Currently, the API is not well documented. I hope that this will change in time.

from sampletones import Config, PulseGenerator, PulseInstruction
from sampletones.audio import write_wave

# Load configuration
config = Config.load("config.json")

# Prepare generator and instruction
generator = PulseGenerator(config)
instruction = PulseInstruction(on=True, pitch=55, volume=7, duty_cycle=2)

# Generate waveform
audio = generator(instruction)

# Save audio file
sample_rate = config.sample_rate
write_wave("pulse.wav", sample_rate, audio)

The output will be a single G2 square wave with a length of one frame.

By default, the generator stores the internal state after generation to continue the process. To disable that behavior, pass save=False when calling the generator:

audio = generator(instruction, save=False)  # doesn't change the generator state

from sampletones import Config, Reconstructor
from sampletones.audio import write_wave

# Load configuration
config = Config.load("config.json")

# Load data and prepare the reconstructor
reconstructor = Reconstructor(config)

# Reconstruct an audio file and save the reconstruction to a file
reconstruction = reconstructor("sample.wav")
reconstruction.save("reconstruction.json")

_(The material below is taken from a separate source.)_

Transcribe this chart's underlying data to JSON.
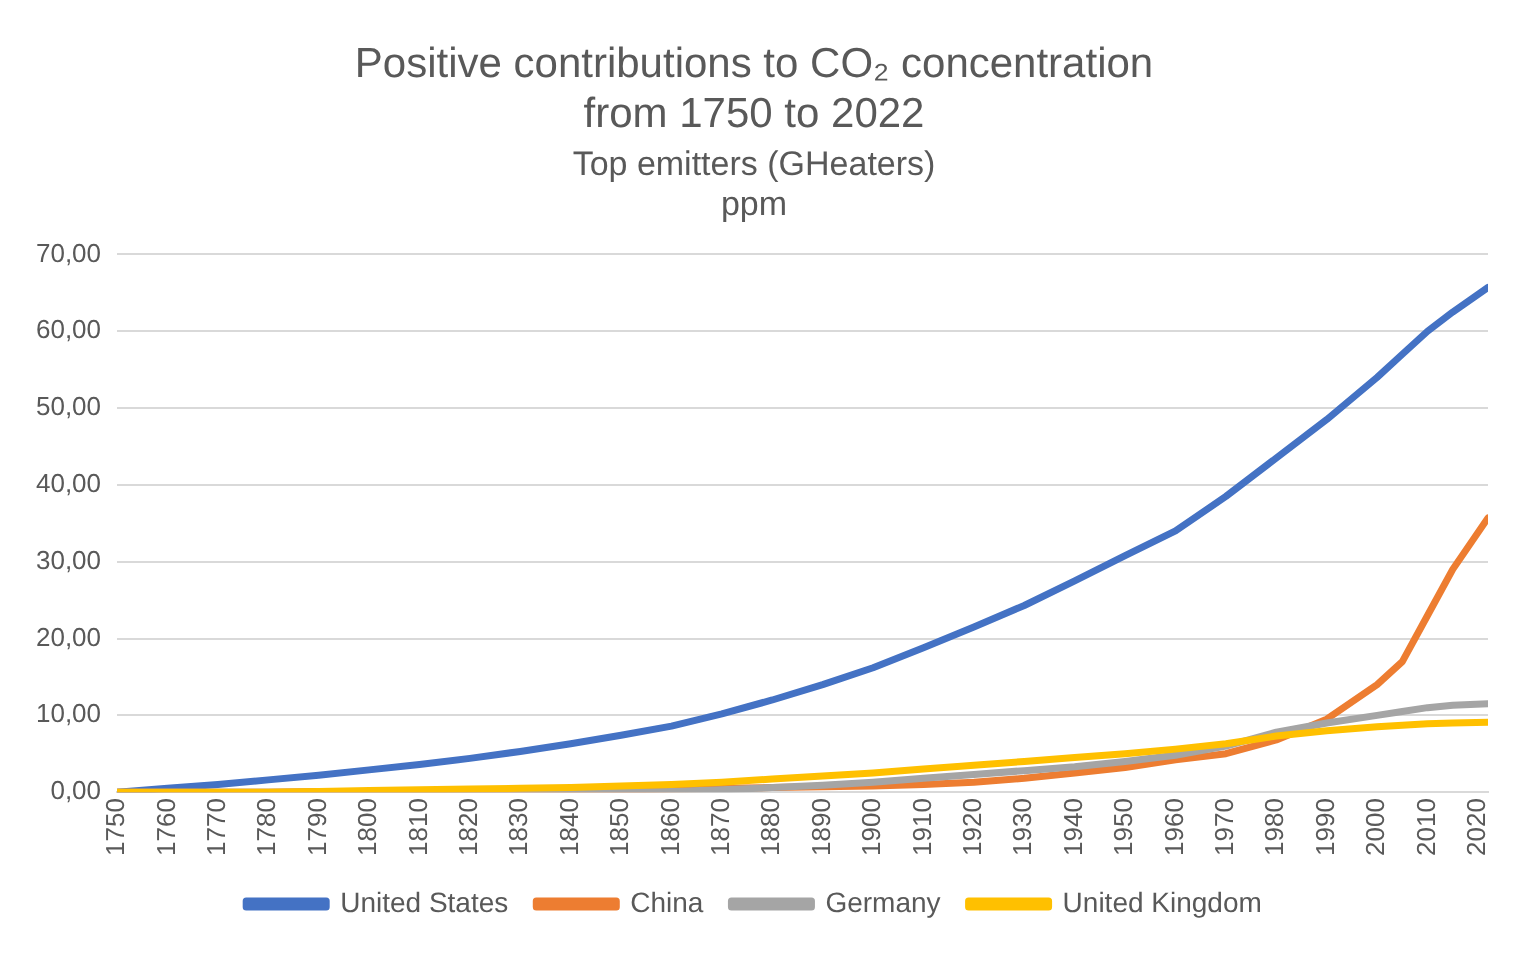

# Save the reconstruction waveform
sample_rate = config.sample_rate
write_wave("reconstruction.wav", sample_rate, reconstruction.approximation)

The graphical user interface is implemented with DearPyGui, a Python wrapper for ImGui (https://www.dearimgui.com/).

The core depends on common Python packages:

• numpy
• cupy (optional; required for GPU mode)

If you have CUDA and want GPU acceleration, install the package with the GPU extras:

pip install ".[gpu]"

Serialization uses FlatBuffers. You do not need the flatc compiler to run the application; the compiler is required only for development. On Debian/Ubuntu, install it with:

sudo apt-get install flatbuffers-compiler

Alternatively, build the compiler from source: https://github.com/google/flatbuffers

To build a standalone executable on Linux, additional tkinter development packages are required:

• python3-tk
• tk-dev
• tcl-dev

The install.sh script will prompt to install these packages during installation.